If American policymakers are serious about neutralizing the Houthi threat to Red Sea shipping, which I doubt anyone is at this point, they face some basic choices. They would have to acknowledge the inherent limitations of air power and develop a comprehensive strategy. Not going to happen. They would have to accept that complete elimination of the threat may not be possible without extremely high costs. Not going to happen. And they would have to contemplate diplomatic initiatives with regional partners who have more direct leverage. Never.

While the U.S. overplays its hand and weakens itself by the day, the Houthis will likely continue to absorb the blows while adapting and waiting out America’s expensive display of ineffective force. As they’ve demonstrated like other groups through decades of conflict, they take a high-altitude punch, get back up, and keep fighting with renewed strength.

With each passing day and over a billion dollars allegedly flushed down an empty hole, America weakens its position while strengthening the narrative of those it seeks to defeat. The honey badgers of Yemen may indeed be laughing at the loose-lips of Hegseth, because they watch the world’s most expensive military only hurt itself as it sloppily throws axes at its own shadows.

One thought on “Air Power Embarassment: Houthis May Be Laughing as America Bombs Itself into Strategic Bankruptcy”

  1. What resonates most is the ground truth assessment. Air campaigns create impressive explosions and satisfying footage, but without credible ground threats or diplomatic leverage, they rarely achieve strategic objectives against determined adversaries.
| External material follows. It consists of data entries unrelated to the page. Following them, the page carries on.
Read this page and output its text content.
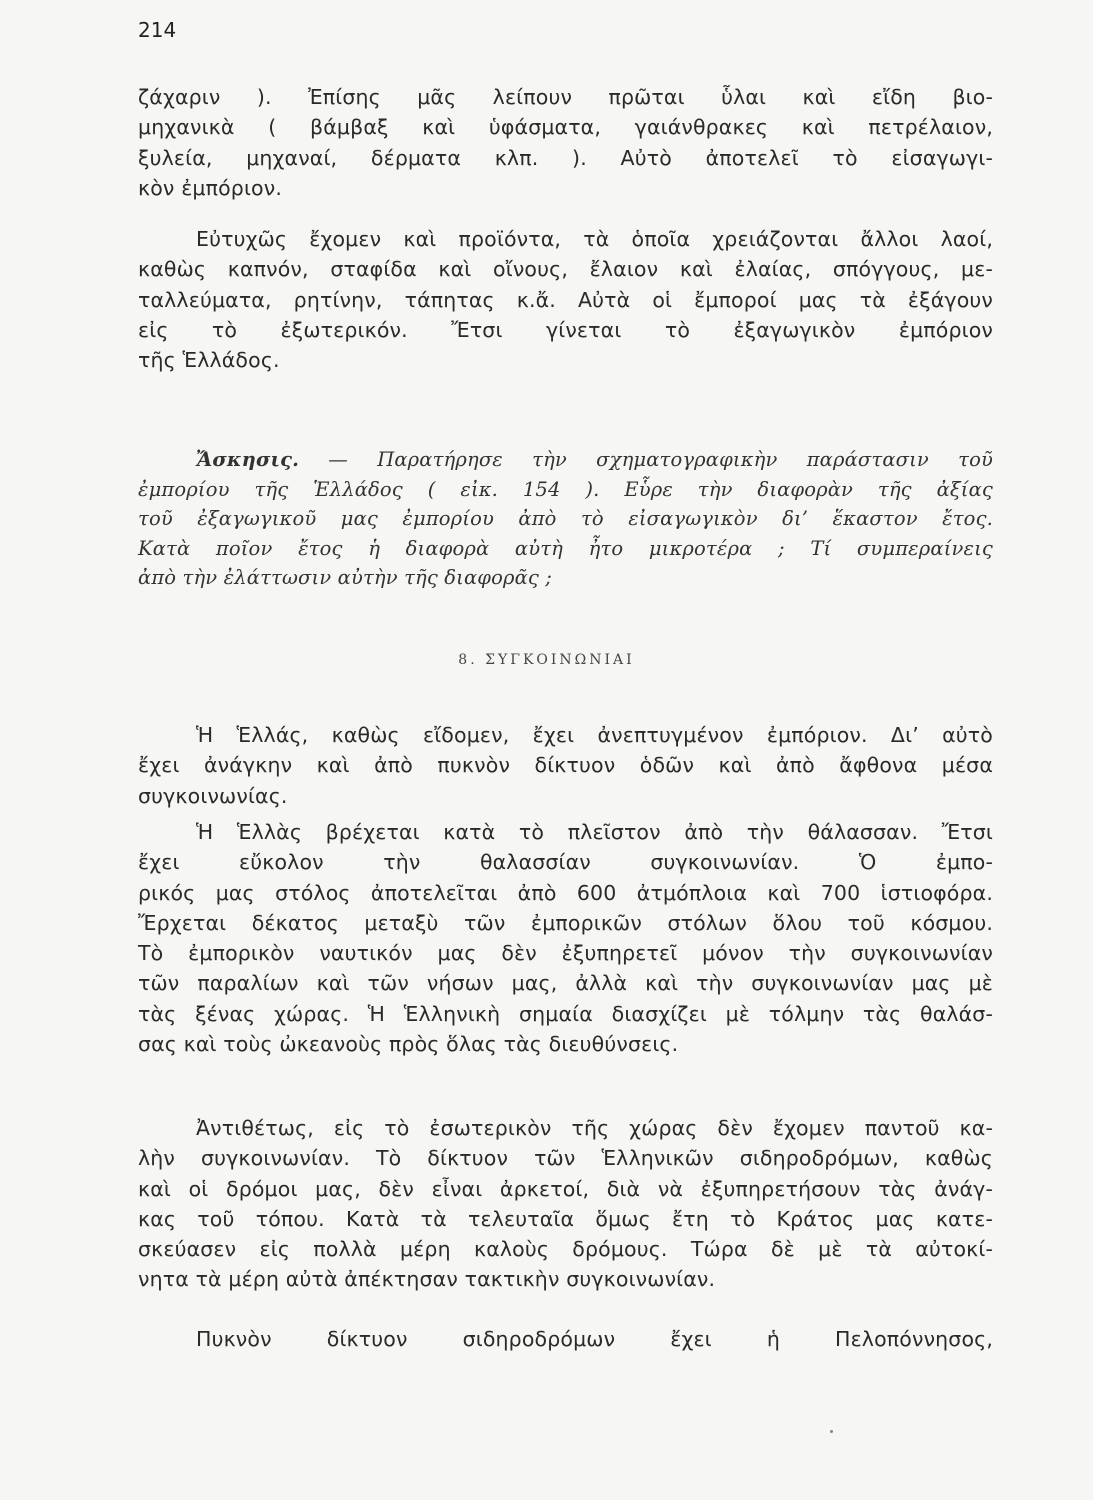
214
ζάχαριν ). Ἐπίσης μᾶς λείπουν πρῶται ὗλαι καὶ εἴδη βιο-
μηχανικὰ ( βάμβαξ καὶ ὑφάσματα, γαιάνθρακες καὶ πετρέλαιον,
ξυλεία, μηχαναί, δέρματα κλπ. ). Αὐτὸ ἀποτελεῖ τὸ εἰσαγωγι-
κὸν ἐμπόριον.
Εὐτυχῶς ἔχομεν καὶ προϊόντα, τὰ ὁποῖα χρειάζονται ἄλλοι λαοί,
καθὼς καπνόν, σταφίδα καὶ οἴνους, ἔλαιον καὶ ἐλαίας, σπόγγους, με-
ταλλεύματα, ρητίνην, τάπητας κ.ἄ. Αὐτὰ οἱ ἔμποροί μας τὰ ἐξάγουν
εἰς τὸ ἐξωτερικόν. Ἔτσι γίνεται τὸ ἐξαγωγικὸν ἐμπόριον
τῆς Ἑλλάδος.
Ἄσκησις. — Παρατήρησε τὴν σχηματογραφικὴν παράστασιν τοῦ
ἐμπορίου τῆς Ἑλλάδος ( εἰκ. 154 ). Εὗρε τὴν διαφορὰν τῆς ἀξίας
τοῦ ἐξαγωγικοῦ μας ἐμπορίου ἀπὸ τὸ εἰσαγωγικὸν δι’ ἕκαστον ἔτος.
Κατὰ ποῖον ἔτος ἡ διαφορὰ αὐτὴ ἦτο μικροτέρα ; Τί συμπεραίνεις
ἀπὸ τὴν ἐλάττωσιν αὐτὴν τῆς διαφορᾶς ;
8. ΣΥΓΚΟΙΝΩΝΙΑΙ
Ἡ Ἑλλάς, καθὼς εἴδομεν, ἔχει ἀνεπτυγμένον ἐμπόριον. Δι’ αὐτὸ
ἔχει ἀνάγκην καὶ ἀπὸ πυκνὸν δίκτυον ὁδῶν καὶ ἀπὸ ἄφθονα μέσα
συγκοινωνίας.
Ἡ Ἑλλὰς βρέχεται κατὰ τὸ πλεῖστον ἀπὸ τὴν θάλασσαν. Ἔτσι
ἔχει εὔκολον τὴν θαλασσίαν συγκοινωνίαν. Ὁ ἐμπο-
ρικός μας στόλος ἀποτελεῖται ἀπὸ 600 ἀτμόπλοια καὶ 700 ἱστιοφόρα.
Ἔρχεται δέκατος μεταξὺ τῶν ἐμπορικῶν στόλων ὅλου τοῦ κόσμου.
Τὸ ἐμπορικὸν ναυτικόν μας δὲν ἐξυπηρετεῖ μόνον τὴν συγκοινωνίαν
τῶν παραλίων καὶ τῶν νήσων μας, ἀλλὰ καὶ τὴν συγκοινωνίαν μας μὲ
τὰς ξένας χώρας. Ἡ Ἑλληνικὴ σημαία διασχίζει μὲ τόλμην τὰς θαλάσ-
σας καὶ τοὺς ὠκεανοὺς πρὸς ὅλας τὰς διευθύνσεις.
Ἀντιθέτως, εἰς τὸ ἐσωτερικὸν τῆς χώρας δὲν ἔχομεν παντοῦ κα-
λὴν συγκοινωνίαν. Τὸ δίκτυον τῶν Ἑλληνικῶν σιδηροδρόμων, καθὼς
καὶ οἱ δρόμοι μας, δὲν εἶναι ἀρκετοί, διὰ νὰ ἐξυπηρετήσουν τὰς ἀνάγ-
κας τοῦ τόπου. Κατὰ τὰ τελευταῖα ὅμως ἔτη τὸ Κράτος μας κατε-
σκεύασεν εἰς πολλὰ μέρη καλοὺς δρόμους. Τώρα δὲ μὲ τὰ αὐτοκί-
νητα τὰ μέρη αὐτὰ ἀπέκτησαν τακτικὴν συγκοινωνίαν.
Πυκνὸν δίκτυον σιδηροδρόμων ἔχει ἡ Πελοπόννησος,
The quote about Houthis only negotiating when faced with “realistic prospect of defeat on the ground” aligns with everything I’ve observed throughout my career.

    I’ve seen intelligence partnerships take years to build and seconds to destroy. Rebuilding Israeli trust after exposing their Yemen HUMINT source will be an uphill battle, especially given how vital that intelligence pipeline was for both nations’ security interests in the region. America is blowing it.